Brands use celebrities to sell products, but influencer marketing and celebrity endorsements are not the same thing. Celebrity endorsement involves a sizable investment of a brand in someone, without specifying the exact return on the investment. Influencer marketing, on the other hand, allows the brand to figure out the ROI because brands can closely monitor likes, shares, tagging, mentions, and other digital activity.
Authenticity is the core of any successful influencer marketing campaign. Shaping relationships with influencers who are already relevant to a brand’s message is key. It is about building material relationships with creatives who cross thresholds and redraw boundaries.
Influencer marketing affects consumer purchasing decisions, brand identity, and influencers themselves.

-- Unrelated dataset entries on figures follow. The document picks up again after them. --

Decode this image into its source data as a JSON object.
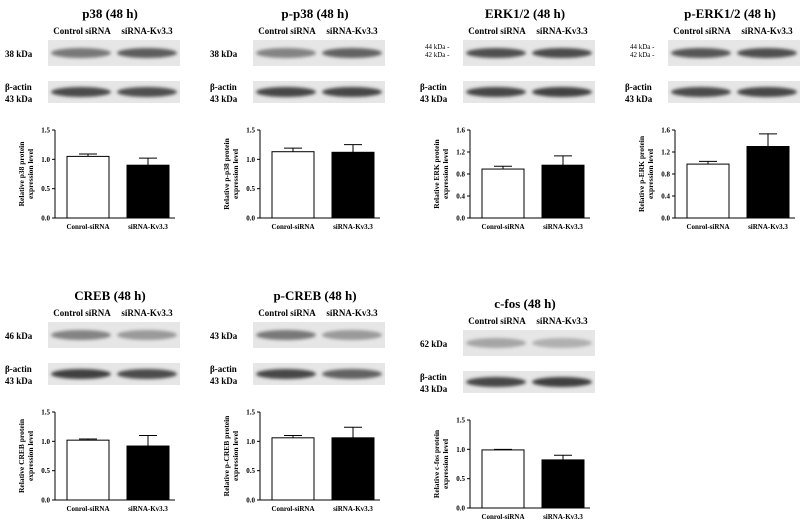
{
  "figure": {
    "lane_labels": [
      "Control siRNA",
      "siRNA-Kv3.3"
    ],
    "beta_actin_label": "β-actin",
    "beta_actin_kda": "43 kDa",
    "panels": [
      {
        "title": "p38 (48 h)",
        "target_kda": [
          "38 kDa"
        ],
        "bands": {
          "target": [
            0.6,
            0.72
          ],
          "actin": [
            0.8,
            0.78
          ]
        },
        "chart_data": {
          "type": "bar",
          "categories": [
            "Conrol-siRNA",
            "siRNA-Kv3.3"
          ],
          "values": [
            1.05,
            0.9
          ],
          "errors": [
            0.04,
            0.12
          ],
          "bar_fills": [
            "#ffffff",
            "#000000"
          ],
          "ylabel": [
            "Relative p38 protein",
            "expression level"
          ],
          "ylim": [
            0,
            1.5
          ],
          "yticks": [
            "0.0",
            "0.5",
            "1.0",
            "1.5"
          ]
        }
      },
      {
        "title": "p-p38 (48 h)",
        "target_kda": [
          "38 kDa"
        ],
        "bands": {
          "target": [
            0.55,
            0.7
          ],
          "actin": [
            0.82,
            0.82
          ]
        },
        "chart_data": {
          "type": "bar",
          "categories": [
            "Conrol-siRNA",
            "siRNA-Kv3.3"
          ],
          "values": [
            1.13,
            1.12
          ],
          "errors": [
            0.06,
            0.13
          ],
          "bar_fills": [
            "#ffffff",
            "#000000"
          ],
          "ylabel": [
            "Relative p-p38 protein",
            "expression level"
          ],
          "ylim": [
            0,
            1.5
          ],
          "yticks": [
            "0.0",
            "0.5",
            "1.0",
            "1.5"
          ]
        }
      },
      {
        "title": "ERK1/2 (48 h)",
        "target_kda": [
          "44 kDa -",
          "42 kDa -"
        ],
        "bands": {
          "target": [
            0.78,
            0.8
          ],
          "actin": [
            0.82,
            0.84
          ]
        },
        "chart_data": {
          "type": "bar",
          "categories": [
            "Conrol-siRNA",
            "siRNA-Kv3.3"
          ],
          "values": [
            0.89,
            0.96
          ],
          "errors": [
            0.05,
            0.17
          ],
          "bar_fills": [
            "#ffffff",
            "#000000"
          ],
          "ylabel": [
            "Relative ERK protein",
            "expression level"
          ],
          "ylim": [
            0,
            1.6
          ],
          "yticks": [
            "0.0",
            "0.4",
            "0.8",
            "1.2",
            "1.6"
          ]
        }
      },
      {
        "title": "p-ERK1/2 (48 h)",
        "target_kda": [
          "44 kDa -",
          "42 kDa -"
        ],
        "bands": {
          "target": [
            0.75,
            0.78
          ],
          "actin": [
            0.8,
            0.82
          ]
        },
        "chart_data": {
          "type": "bar",
          "categories": [
            "Conrol-siRNA",
            "siRNA-Kv3.3"
          ],
          "values": [
            0.98,
            1.3
          ],
          "errors": [
            0.05,
            0.23
          ],
          "bar_fills": [
            "#ffffff",
            "#000000"
          ],
          "ylabel": [
            "Relative p-ERK protein",
            "expression level"
          ],
          "ylim": [
            0,
            1.6
          ],
          "yticks": [
            "0.0",
            "0.4",
            "0.8",
            "1.2",
            "1.6"
          ]
        }
      },
      {
        "title": "CREB (48 h)",
        "target_kda": [
          "46 kDa"
        ],
        "bands": {
          "target": [
            0.55,
            0.45
          ],
          "actin": [
            0.85,
            0.8
          ]
        },
        "chart_data": {
          "type": "bar",
          "categories": [
            "Conrol-siRNA",
            "siRNA-Kv3.3"
          ],
          "values": [
            1.02,
            0.92
          ],
          "errors": [
            0.02,
            0.18
          ],
          "bar_fills": [
            "#ffffff",
            "#000000"
          ],
          "ylabel": [
            "Relative CREB protein",
            "expression level"
          ],
          "ylim": [
            0,
            1.5
          ],
          "yticks": [
            "0.0",
            "0.5",
            "1.0",
            "1.5"
          ]
        }
      },
      {
        "title": "p-CREB (48 h)",
        "target_kda": [
          "43 kDa"
        ],
        "bands": {
          "target": [
            0.6,
            0.45
          ],
          "actin": [
            0.82,
            0.7
          ]
        },
        "chart_data": {
          "type": "bar",
          "categories": [
            "Conrol-siRNA",
            "siRNA-Kv3.3"
          ],
          "values": [
            1.06,
            1.06
          ],
          "errors": [
            0.04,
            0.18
          ],
          "bar_fills": [
            "#ffffff",
            "#000000"
          ],
          "ylabel": [
            "Relative p-CREB protein",
            "expression level"
          ],
          "ylim": [
            0,
            1.5
          ],
          "yticks": [
            "0.0",
            "0.5",
            "1.0",
            "1.5"
          ]
        }
      },
      {
        "title": "c-fos (48 h)",
        "target_kda": [
          "62 kDa"
        ],
        "bands": {
          "target": [
            0.4,
            0.35
          ],
          "actin": [
            0.82,
            0.85
          ]
        },
        "chart_data": {
          "type": "bar",
          "categories": [
            "Conrol-siRNA",
            "siRNA-Kv3.3"
          ],
          "values": [
            0.99,
            0.82
          ],
          "errors": [
            0.01,
            0.08
          ],
          "bar_fills": [
            "#ffffff",
            "#000000"
          ],
          "ylabel": [
            "Relative c-fos protein",
            "expression level"
          ],
          "ylim": [
            0,
            1.5
          ],
          "yticks": [
            "0.0",
            "0.5",
            "1.0",
            "1.5"
          ]
        }
      }
    ]
  }
}
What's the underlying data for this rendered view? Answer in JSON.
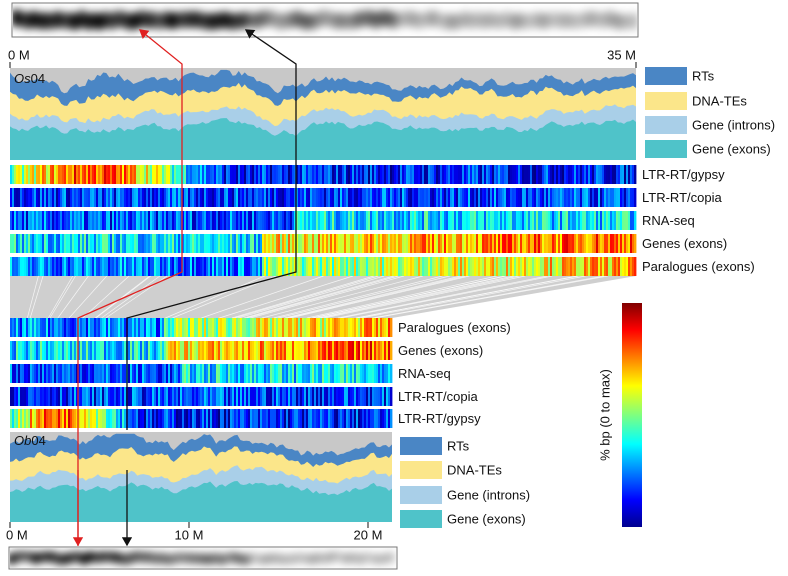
{
  "top_panel": {
    "chromosome": {
      "genus": "Os",
      "number": "04"
    },
    "axis": [
      "0 M",
      "35 M"
    ],
    "legend": [
      {
        "label": "RTs",
        "color": "#4a86c5"
      },
      {
        "label": "DNA-TEs",
        "color": "#fbe68a"
      },
      {
        "label": "Gene (introns)",
        "color": "#a9cfe8"
      },
      {
        "label": "Gene (exons)",
        "color": "#4fc3c9"
      }
    ],
    "tracks": [
      "LTR-RT/gypsy",
      "LTR-RT/copia",
      "RNA-seq",
      "Genes (exons)",
      "Paralogues (exons)"
    ]
  },
  "bottom_panel": {
    "chromosome": {
      "genus": "Ob",
      "number": "04"
    },
    "axis": [
      "0 M",
      "10 M",
      "20 M"
    ],
    "legend": [
      {
        "label": "RTs",
        "color": "#4a86c5"
      },
      {
        "label": "DNA-TEs",
        "color": "#fbe68a"
      },
      {
        "label": "Gene (introns)",
        "color": "#a9cfe8"
      },
      {
        "label": "Gene (exons)",
        "color": "#4fc3c9"
      }
    ],
    "tracks": [
      "Paralogues (exons)",
      "Genes (exons)",
      "RNA-seq",
      "LTR-RT/copia",
      "LTR-RT/gypsy"
    ]
  },
  "colorbar": {
    "label": "% bp (0 to max)"
  }
}
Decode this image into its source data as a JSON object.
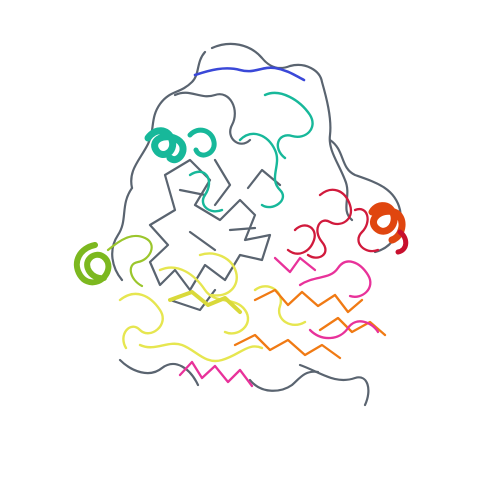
{
  "scene": {
    "subject": "protein-backbone-ribbon-render",
    "background": "#ffffff",
    "palette": {
      "coil": "#5a6470",
      "blue": "#3a48d8",
      "teal": "#17b89a",
      "green": "#7cb81f",
      "yellow": "#e6e650",
      "orange": "#f07a14",
      "pink": "#e8329a",
      "red": "#d11a3c",
      "orange_red": "#e0460f"
    }
  }
}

But beneath the thin veneer of glamour and glitter of influencer marketing, there is a baleful black-market seething with companies that deal in the trafficking of followers to influencers.
The aim is to inflate the presence of influencers. Fake followers are in fact multiple social media accounts created by one person or a cell. The profiles are sold in bundles to influencers.
Bundling fake followers has a market because brands use the metrics of an influencer’s total follower count to negotiate how much to pay an influencer. Apart from the number of followers, brands are also keen to understand the topography and the demographic spread of the influence.
The metrics help the brand to design and focus the marketing campaign on specific market segments, and to match the brand’s identity with targeted slices of various social segments. Some influencers go beyond purchasing bundles of influencers, and use social media bots to boost their digital footprint.
Fraudulent influencers on the other hand, create an image around brands with which they have no bonds or contracts. These fraudulent influencers leverage these non-existent brand associations to negotiate lucrative contracts with unsuspecting luxury brands.
Other influencers are in reality purely computer-generated characters or avatars. They attract followers, promote brands, and pretend to be real people. Deepfaking deepens these troubles and makes it even more difficult to separate fiction from fact.
Consumer advocacy groups have advised the public on fraudulent influencers, fake followers, and unreliable content related to the influencer marketing industry. The Federal Trade Commission (FTC) in the US, and the Competition and Markets Authority (CMA) in the UK, have both published guidelines for social media influencers.
“Truth in Advertising”, uses information from the Federal Trade Commission to circulate a handbook on advertising disclosures. This allows the citizen to know which product and which brands have formal relationships with which celebrities or influencers.
In France, the role of “influencer” is now defined in law. It is estimated that France has over 150,000 influencers. This estimate comes from France’s Ministry of Economics, Finance and Industrial and Digital Sovereignty in Bercy.
This Ministry shares a building with the Ministry of Public Action and Accounts. The edifice is warmheartedly called “the Bercy Fortress”, as it is staffed by obscure high-ranking civil servants, bureaucrats, and exquisite futurists.
Many influencers are visible in France but are physically elsewhere. They are persons who are paid by entrepreneurs and companies to promote their merchandise or service. However, in return for advertising on their behalf, they accept payments that they do not declare to the people they influence.
The contours of commercial activity are now delineated. Legislators now specify the “responsibilities and obligations” of influencers operating in France. Infringements could result in a maximum penalty of €300,000 or twenty-four months in jail.
Actors of commercial influence that use platforms without the capacity or capability to prohibit minors will not be able to advertise gambling games or lotteries.
In addition, the new rules touch on medical devices, cosmetic surgery, and financial products. The package of fresh legislation sets out to protect the future of France from Fake Followers and Fraudulent Influencers.
Already the economies that account for over half of global net wealth are assembling the parts of the Hiroshima AI Process. The UK plans to be at the centre of a global AI regulatory framework, and will host a world AI summit later this year.